| > Hi All,
> I've executed my crawler script, that contains this
> httrack 3.33.16 command line:
>
> nohup httrack \n> <http://$PORTAL_HOSTPORT/> \n> -w -%P -%q0 -X -b1 -u1 -s0
-%k -p3 -B -a -%H -N0 -%u
> \n> -F "$HTTP_USERAGENT" --http-10 &
>
> After, about 19 hours, 11644 links added to the
> engine reported in hts-log.txt, 33619
> request/response pairs in hts-ioinfo.txt, httrack
> process was stale, and it's requested, about 16,500
> contents.
> Have you any idea about the reason why it happens?>
> I think about 3 possible reasons:
> - maybe there's some data structure that gets
> saturated after such a work;
> - since I used permanent connections, maybe some
> network element (firewall, load balancer, etc.)
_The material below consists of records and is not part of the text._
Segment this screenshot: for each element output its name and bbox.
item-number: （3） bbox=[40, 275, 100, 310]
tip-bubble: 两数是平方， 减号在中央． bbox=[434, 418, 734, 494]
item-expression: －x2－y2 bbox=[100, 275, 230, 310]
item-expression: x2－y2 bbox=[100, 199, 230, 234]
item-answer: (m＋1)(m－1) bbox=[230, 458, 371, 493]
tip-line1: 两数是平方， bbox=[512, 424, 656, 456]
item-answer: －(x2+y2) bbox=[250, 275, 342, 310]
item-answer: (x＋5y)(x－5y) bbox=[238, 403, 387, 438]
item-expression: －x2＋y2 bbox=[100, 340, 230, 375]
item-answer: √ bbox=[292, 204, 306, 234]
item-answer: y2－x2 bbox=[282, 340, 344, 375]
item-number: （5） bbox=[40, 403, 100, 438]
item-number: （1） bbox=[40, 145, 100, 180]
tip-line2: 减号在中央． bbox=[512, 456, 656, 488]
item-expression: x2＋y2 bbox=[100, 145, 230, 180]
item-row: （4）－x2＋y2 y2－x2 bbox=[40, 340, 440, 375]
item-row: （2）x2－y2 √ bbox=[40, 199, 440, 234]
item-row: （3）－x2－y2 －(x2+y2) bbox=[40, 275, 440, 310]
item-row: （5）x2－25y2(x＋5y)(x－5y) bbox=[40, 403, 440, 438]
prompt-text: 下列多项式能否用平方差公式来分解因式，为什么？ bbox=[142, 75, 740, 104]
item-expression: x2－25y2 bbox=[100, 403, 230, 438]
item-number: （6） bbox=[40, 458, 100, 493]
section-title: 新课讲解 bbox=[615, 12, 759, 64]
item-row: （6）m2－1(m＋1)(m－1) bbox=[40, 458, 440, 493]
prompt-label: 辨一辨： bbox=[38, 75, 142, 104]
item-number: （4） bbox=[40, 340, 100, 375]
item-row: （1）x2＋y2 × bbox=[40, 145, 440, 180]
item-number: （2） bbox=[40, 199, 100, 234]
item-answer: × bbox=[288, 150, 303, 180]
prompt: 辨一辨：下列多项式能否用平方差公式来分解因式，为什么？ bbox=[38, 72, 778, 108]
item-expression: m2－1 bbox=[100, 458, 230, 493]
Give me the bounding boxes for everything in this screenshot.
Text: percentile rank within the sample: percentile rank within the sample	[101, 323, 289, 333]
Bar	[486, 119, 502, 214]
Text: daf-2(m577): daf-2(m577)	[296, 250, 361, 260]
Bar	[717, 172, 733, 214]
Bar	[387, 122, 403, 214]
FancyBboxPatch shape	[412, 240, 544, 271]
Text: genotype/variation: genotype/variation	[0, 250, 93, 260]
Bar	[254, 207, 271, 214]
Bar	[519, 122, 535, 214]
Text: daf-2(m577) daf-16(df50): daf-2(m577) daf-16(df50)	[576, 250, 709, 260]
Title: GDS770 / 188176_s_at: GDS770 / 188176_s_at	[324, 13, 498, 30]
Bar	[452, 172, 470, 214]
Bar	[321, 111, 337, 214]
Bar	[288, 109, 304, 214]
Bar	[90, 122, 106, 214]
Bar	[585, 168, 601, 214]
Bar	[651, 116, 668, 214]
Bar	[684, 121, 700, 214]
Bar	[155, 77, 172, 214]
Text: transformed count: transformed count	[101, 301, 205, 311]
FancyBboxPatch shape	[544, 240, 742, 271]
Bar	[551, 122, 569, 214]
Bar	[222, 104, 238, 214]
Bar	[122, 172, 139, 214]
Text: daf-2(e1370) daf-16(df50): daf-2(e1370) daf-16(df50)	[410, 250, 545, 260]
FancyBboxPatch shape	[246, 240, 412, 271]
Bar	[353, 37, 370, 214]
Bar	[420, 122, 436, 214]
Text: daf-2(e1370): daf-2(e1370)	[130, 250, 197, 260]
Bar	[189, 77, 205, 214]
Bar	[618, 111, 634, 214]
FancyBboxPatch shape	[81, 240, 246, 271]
> throws away the connection and httrack process is
> unable to recreate them;
> - maybe I must define some parameters about:
> simultaneous connections, bandwidth limits,
> connection limits, size limits, time limits or
> mirror transfer rate/size?>
> Thanks
>
>
> Silvio
Random thoughts:
1. Try using
<http://download.httrack.com/cserv.php3?File=httrack-beta.exe>
<http://www.httrack.com/page/2/en/index.html>
2. Define minimum values for:
simultaneous connections, bandwidth limits,
connection limits, size limits, time limits or
mirror transfer rate/size
3. Ensure more(x3) free memory & disk space than required.
4. Run surface scan for your disks (OS,Swap,Mirror);
5. Install patches for your OS.
| |